En termes de pompage de joueurs de
Ligue 1, les Valencians n’ont par exemple rien à envier à
Arsenal, ayant fait venir dans les années 70 des joueurs comme Salif Keita et Johnny Rep. Ils ont aussi offert le premier poste d’entraîneur à Di Stefano dans les années 60. Mais Valence, ça peut aussi être le cirque, comme lorsque Carlos Alberto Perreira tente un revival World Cup 94 en faisant signer Oleg Salenko plutôt que
Ronald Koeman, qui était jusque-là considéré comme un bon entraîneur, plombe salement le club en 2008 en recrutant des joueurs à des prix exorbitants tout en divisant le vestiaire, écartant les historiques Canizares et Albelda.

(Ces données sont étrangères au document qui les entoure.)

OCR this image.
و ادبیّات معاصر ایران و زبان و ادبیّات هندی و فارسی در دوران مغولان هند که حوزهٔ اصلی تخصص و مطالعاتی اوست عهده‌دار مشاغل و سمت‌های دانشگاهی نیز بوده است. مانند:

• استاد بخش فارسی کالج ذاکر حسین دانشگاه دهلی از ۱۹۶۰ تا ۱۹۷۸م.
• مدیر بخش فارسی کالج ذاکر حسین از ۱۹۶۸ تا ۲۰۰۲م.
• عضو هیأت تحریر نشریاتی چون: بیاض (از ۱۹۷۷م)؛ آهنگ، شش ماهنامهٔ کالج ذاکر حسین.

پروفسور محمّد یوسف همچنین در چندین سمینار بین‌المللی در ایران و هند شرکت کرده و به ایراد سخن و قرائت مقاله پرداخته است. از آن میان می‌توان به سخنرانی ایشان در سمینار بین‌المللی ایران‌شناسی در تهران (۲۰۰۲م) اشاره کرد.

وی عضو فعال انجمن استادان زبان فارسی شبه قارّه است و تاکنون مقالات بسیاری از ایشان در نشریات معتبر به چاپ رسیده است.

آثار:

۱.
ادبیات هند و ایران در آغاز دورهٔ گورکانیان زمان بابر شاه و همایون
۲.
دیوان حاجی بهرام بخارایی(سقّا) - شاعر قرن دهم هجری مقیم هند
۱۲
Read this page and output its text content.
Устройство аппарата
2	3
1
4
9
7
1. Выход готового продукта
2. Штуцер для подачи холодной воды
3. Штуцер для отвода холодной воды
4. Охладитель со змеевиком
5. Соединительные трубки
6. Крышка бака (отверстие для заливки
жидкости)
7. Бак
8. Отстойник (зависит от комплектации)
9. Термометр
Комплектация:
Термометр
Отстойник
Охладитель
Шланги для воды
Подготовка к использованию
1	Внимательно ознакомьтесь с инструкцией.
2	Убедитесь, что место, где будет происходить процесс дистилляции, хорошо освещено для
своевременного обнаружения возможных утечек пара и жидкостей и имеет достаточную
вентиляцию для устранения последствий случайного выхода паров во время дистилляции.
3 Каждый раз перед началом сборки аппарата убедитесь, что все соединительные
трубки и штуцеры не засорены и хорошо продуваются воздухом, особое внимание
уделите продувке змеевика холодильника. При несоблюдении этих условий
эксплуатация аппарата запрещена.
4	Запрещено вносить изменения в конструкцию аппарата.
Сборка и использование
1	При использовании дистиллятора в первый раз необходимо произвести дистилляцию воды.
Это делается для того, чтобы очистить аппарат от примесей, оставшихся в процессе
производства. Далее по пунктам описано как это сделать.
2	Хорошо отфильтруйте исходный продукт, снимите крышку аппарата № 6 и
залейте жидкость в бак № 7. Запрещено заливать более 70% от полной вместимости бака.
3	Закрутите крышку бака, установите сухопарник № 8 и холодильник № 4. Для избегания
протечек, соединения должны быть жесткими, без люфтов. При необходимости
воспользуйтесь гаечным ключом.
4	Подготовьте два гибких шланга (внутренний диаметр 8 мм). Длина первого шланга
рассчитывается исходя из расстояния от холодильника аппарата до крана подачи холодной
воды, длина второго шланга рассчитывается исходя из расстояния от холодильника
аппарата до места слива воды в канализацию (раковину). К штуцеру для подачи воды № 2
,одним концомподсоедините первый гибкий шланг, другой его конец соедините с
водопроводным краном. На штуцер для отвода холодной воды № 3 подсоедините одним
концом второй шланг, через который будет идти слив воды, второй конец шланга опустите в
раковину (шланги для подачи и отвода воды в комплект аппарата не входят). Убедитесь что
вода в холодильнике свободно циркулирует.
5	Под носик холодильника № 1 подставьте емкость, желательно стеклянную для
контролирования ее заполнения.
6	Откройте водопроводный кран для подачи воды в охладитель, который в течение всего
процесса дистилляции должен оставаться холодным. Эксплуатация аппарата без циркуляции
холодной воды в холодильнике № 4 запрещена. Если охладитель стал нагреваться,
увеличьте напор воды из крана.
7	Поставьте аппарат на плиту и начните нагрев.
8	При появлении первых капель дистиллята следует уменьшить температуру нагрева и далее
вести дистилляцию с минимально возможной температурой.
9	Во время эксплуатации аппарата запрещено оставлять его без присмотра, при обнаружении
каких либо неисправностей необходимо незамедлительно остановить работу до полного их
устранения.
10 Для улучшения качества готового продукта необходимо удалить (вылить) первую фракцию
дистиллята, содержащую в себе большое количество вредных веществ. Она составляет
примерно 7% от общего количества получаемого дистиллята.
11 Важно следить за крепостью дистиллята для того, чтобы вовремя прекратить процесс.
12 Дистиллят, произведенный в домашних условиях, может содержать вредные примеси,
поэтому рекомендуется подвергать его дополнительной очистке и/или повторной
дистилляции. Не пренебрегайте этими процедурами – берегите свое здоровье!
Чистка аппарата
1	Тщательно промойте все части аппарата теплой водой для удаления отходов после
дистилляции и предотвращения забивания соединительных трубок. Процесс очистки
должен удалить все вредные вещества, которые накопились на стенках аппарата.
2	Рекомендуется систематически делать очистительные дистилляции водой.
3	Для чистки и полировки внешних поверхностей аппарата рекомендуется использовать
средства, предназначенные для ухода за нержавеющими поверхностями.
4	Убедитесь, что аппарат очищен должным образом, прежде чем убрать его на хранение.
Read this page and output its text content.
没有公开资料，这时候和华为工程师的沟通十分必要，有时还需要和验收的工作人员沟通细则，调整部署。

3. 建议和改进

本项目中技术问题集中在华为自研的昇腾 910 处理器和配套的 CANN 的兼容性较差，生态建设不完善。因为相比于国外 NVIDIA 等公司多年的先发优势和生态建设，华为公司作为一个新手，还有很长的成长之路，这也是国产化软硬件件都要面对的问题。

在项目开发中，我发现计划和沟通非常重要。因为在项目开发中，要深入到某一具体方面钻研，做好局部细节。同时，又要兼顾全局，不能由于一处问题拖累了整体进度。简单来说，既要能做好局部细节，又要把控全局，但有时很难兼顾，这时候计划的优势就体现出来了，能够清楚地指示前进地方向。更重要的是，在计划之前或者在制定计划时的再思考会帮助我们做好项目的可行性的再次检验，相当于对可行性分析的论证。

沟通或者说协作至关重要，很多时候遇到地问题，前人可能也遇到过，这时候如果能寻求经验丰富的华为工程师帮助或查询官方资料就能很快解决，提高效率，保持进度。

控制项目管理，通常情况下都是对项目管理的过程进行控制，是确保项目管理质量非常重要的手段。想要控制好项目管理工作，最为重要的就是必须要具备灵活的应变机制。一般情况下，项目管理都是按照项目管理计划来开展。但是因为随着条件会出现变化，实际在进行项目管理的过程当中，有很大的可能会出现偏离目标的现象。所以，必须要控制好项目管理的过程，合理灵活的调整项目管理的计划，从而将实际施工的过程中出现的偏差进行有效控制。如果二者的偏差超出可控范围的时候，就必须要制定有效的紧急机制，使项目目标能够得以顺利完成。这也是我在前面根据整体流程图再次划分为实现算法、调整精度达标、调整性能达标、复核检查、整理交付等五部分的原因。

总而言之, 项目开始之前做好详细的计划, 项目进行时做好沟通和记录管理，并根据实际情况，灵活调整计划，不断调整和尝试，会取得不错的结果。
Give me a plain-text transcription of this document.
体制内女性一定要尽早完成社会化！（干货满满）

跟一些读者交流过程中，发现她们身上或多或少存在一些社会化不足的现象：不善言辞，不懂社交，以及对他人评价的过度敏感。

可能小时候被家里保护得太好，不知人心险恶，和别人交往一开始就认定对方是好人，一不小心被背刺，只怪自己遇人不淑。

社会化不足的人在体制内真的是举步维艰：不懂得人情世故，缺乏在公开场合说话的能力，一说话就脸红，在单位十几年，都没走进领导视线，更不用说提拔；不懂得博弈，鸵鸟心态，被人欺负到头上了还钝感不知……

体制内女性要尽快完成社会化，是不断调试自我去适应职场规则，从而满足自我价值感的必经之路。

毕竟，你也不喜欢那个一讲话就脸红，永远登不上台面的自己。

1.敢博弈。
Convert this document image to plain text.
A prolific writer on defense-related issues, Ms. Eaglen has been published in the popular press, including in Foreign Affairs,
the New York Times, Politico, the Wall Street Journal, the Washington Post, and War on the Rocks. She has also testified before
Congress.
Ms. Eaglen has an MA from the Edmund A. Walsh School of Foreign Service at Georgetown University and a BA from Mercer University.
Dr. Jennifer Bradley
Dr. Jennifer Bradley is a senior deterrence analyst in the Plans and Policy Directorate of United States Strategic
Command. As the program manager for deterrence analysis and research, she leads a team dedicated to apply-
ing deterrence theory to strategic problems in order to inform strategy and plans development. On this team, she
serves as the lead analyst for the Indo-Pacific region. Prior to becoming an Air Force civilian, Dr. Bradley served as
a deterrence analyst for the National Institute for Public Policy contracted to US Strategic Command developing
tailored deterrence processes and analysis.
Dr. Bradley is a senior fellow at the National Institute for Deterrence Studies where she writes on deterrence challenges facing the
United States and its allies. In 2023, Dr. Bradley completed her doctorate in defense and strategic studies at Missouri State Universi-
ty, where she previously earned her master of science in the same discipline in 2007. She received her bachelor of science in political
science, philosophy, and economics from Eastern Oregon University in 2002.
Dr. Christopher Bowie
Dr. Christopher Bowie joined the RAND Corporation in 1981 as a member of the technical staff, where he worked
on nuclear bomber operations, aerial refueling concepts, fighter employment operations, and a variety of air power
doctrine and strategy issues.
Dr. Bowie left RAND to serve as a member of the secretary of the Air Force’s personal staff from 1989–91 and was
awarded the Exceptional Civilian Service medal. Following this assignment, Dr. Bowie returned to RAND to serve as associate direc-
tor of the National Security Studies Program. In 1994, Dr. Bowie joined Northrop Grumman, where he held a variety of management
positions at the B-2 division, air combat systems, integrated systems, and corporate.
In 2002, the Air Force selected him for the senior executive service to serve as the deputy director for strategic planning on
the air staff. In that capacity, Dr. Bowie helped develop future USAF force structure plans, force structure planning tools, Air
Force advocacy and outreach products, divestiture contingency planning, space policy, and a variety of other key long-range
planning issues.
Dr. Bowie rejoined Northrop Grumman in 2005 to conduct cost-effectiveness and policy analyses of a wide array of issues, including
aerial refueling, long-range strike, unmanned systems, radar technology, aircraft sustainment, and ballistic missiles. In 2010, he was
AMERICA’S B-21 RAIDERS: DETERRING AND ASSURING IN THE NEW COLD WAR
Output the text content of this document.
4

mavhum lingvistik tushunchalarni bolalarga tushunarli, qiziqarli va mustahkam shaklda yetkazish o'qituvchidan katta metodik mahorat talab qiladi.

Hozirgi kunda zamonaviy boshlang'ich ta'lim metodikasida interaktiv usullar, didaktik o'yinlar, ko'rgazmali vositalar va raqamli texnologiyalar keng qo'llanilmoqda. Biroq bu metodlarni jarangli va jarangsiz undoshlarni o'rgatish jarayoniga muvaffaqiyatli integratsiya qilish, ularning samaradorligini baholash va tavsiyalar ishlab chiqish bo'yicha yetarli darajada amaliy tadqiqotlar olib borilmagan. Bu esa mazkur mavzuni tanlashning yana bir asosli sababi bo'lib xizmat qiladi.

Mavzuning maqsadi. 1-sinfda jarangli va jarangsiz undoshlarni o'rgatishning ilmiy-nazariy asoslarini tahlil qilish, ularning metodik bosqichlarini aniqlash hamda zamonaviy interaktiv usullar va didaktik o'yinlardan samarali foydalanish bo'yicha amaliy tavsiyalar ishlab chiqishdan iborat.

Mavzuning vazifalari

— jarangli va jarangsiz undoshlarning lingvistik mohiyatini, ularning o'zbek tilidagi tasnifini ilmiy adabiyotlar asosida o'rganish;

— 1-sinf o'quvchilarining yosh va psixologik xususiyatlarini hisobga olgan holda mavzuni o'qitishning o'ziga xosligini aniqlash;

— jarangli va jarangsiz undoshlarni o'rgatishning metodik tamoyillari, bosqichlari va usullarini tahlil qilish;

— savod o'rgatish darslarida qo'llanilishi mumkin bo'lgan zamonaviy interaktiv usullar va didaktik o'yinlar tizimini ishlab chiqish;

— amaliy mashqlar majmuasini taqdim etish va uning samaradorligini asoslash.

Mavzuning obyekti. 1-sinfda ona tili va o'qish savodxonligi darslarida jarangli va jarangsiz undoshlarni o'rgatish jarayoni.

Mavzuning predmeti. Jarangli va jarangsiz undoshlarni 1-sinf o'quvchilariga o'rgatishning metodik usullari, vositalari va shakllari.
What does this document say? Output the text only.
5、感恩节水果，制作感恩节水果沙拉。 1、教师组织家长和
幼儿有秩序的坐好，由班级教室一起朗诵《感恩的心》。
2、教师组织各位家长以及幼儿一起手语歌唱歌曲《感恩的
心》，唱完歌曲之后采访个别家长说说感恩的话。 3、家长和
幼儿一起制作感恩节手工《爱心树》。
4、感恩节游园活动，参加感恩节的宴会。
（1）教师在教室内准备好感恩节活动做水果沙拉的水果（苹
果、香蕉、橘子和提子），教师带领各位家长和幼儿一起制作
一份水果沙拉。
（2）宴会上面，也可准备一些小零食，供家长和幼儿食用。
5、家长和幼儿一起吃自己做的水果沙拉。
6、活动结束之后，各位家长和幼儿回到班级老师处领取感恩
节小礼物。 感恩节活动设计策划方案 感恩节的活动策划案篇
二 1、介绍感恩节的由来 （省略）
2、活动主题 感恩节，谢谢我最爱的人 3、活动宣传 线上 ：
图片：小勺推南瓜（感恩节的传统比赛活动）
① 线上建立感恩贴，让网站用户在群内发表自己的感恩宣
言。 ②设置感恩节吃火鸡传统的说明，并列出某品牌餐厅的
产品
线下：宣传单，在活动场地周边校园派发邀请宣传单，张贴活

Au fond du gouffre financièrement, Valence revit depuis quelques saisons grâce à un Unaï Emery, un entraîneur qui joue la carte jeune. Si les trois pépites,
David Silva,
David Villa et Juan Mata, sont parties dans des clubs plus prestigieux, le club s’appuie sur un groupe de jeunes en devenir à l’image des Banega, Pablo Hernandez, Parejo, Canales et Piatti. Quant aux étrangers, ils font tout pour s’intégrer le plus vite possible, en témoigne le récent «
puta madre » balancé à l’arbitre par
Adil Rami.
Le truc que personne ne sait : A la création du club en 1919 lors de jeux dans la ville de Valence, la présidence s’est jouée à pile ou face. Pour la petite histoire, c’est Octavio Augusto Milego Diaz qui a gagné. En même temps, du côté de
Saint-Etienne ou de la Côte d’Ivoire, on ne peut pas trop se foutre de leur gueule.